Quando ripenso al mio modo di lavorare di qualche anno fa sorrido per l’ingenuità di allora. Credevo davvero di poter raggiungere i miei sogni muovendomi nella confusione, a filo di dead line e con sempre milioni di cose in agenda pronte a saltare alla prima telefonata. Sapere cosa avrei fatto ogni singolo giorno era una cosa per me impensabile. Mi ero rifugiata nell’idea che da giornalista freelance dovessi stare in balia delle agende altrui. A un certo punto ho cominciato a fare ordine e a definire le mie azioni. Mi sentivo a disagio con il costante pensiero che stessi diventando matta. Troppo controllo, troppa gestione. Ho tenuto duro e dopo due mesi mi sono resa conto di quanto tempo avessi sprecato muovendomi senza avere la responsabilità delle mie azioni. Disciplina, ordine, abitudini. Non sono le iniziative random che ci rendono efficaci ma le azioni ben definite. Controllare le nostre azioni e guidarle là dove il viaggio ci porta.
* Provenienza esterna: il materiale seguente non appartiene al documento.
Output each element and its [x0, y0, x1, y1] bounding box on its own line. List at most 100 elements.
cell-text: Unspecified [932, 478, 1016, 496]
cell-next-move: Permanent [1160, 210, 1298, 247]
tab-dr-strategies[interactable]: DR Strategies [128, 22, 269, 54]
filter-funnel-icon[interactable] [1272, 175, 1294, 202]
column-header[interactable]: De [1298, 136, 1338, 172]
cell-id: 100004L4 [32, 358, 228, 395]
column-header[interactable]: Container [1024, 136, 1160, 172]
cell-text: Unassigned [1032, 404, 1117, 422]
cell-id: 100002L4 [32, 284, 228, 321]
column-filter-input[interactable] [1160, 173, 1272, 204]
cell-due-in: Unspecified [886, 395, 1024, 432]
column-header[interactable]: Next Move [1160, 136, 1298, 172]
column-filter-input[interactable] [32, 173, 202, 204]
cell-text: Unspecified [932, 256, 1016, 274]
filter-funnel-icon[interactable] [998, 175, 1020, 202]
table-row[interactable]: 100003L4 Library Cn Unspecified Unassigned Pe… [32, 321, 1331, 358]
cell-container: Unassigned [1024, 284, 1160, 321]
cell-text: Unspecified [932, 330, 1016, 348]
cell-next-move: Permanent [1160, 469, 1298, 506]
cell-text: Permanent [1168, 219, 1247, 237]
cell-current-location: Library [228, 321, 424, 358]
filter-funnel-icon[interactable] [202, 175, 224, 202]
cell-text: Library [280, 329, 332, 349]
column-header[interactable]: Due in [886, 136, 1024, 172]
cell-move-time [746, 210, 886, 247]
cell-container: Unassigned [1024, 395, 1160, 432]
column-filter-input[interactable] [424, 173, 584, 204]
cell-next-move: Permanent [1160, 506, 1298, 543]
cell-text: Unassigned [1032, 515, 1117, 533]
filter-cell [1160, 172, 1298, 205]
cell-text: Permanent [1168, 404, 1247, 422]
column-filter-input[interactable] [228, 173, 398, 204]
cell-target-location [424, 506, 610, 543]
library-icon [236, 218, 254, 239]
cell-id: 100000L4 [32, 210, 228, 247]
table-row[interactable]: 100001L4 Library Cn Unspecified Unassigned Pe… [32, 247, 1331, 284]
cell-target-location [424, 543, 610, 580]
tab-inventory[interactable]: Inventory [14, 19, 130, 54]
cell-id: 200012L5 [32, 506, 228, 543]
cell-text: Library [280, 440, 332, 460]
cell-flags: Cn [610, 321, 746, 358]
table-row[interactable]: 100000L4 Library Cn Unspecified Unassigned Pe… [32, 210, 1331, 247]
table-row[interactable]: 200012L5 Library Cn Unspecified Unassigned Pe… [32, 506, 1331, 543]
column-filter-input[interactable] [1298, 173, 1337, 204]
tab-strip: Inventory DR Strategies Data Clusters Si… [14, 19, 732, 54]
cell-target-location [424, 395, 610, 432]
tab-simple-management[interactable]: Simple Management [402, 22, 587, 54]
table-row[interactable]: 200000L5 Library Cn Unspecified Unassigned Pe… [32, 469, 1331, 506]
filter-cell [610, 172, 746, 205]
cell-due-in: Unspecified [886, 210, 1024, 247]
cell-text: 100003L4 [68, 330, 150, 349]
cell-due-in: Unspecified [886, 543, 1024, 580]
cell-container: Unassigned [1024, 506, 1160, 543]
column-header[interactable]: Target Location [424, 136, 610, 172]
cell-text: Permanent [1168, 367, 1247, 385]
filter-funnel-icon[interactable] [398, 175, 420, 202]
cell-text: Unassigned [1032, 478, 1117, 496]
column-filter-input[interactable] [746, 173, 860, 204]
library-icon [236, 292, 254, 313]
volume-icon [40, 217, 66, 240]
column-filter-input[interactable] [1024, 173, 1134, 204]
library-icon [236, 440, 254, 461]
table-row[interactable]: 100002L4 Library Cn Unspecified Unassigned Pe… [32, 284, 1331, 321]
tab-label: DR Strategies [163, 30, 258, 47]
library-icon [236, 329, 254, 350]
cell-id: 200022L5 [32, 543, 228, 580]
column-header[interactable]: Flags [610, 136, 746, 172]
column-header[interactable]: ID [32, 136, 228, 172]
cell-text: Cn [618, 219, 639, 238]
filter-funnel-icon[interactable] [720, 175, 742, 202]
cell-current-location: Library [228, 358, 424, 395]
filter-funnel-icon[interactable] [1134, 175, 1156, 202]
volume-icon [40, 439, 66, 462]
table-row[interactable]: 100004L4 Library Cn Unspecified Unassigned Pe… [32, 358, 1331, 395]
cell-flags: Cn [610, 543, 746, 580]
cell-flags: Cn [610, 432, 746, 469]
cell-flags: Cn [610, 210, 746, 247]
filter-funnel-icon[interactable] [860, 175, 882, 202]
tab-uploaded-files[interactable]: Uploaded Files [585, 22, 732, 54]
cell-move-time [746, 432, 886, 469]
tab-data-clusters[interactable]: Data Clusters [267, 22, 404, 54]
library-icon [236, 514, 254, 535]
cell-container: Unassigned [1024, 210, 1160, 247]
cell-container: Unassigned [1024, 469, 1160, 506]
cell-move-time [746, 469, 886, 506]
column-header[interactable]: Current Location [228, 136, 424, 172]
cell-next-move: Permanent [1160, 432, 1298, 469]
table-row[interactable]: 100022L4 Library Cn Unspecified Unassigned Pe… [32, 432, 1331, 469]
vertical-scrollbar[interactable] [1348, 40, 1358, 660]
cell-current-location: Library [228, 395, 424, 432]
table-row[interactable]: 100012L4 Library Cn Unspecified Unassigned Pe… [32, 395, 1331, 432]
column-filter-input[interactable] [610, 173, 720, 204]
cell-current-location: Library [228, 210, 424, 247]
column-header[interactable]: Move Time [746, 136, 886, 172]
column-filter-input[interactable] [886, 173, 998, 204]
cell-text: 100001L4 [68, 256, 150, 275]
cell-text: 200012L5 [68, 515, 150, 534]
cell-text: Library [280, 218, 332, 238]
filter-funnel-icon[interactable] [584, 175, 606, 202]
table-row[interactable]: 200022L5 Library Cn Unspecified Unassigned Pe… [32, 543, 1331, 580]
Quando siamo consapevoli della direzione e della persona che desideriamo diventare allora tutto si incastra alla perfezione.

La responsabilità personale è davvero una grande cosa. Lo è perché richiede tanto impegno ma lo è anche perché porta a dei risultati che non potremmo ottenere altrimenti.

Mappa alla mano, idee chiare, azioni giuste e atteggiamento positivo: il modo migliore per affrontare il bosco.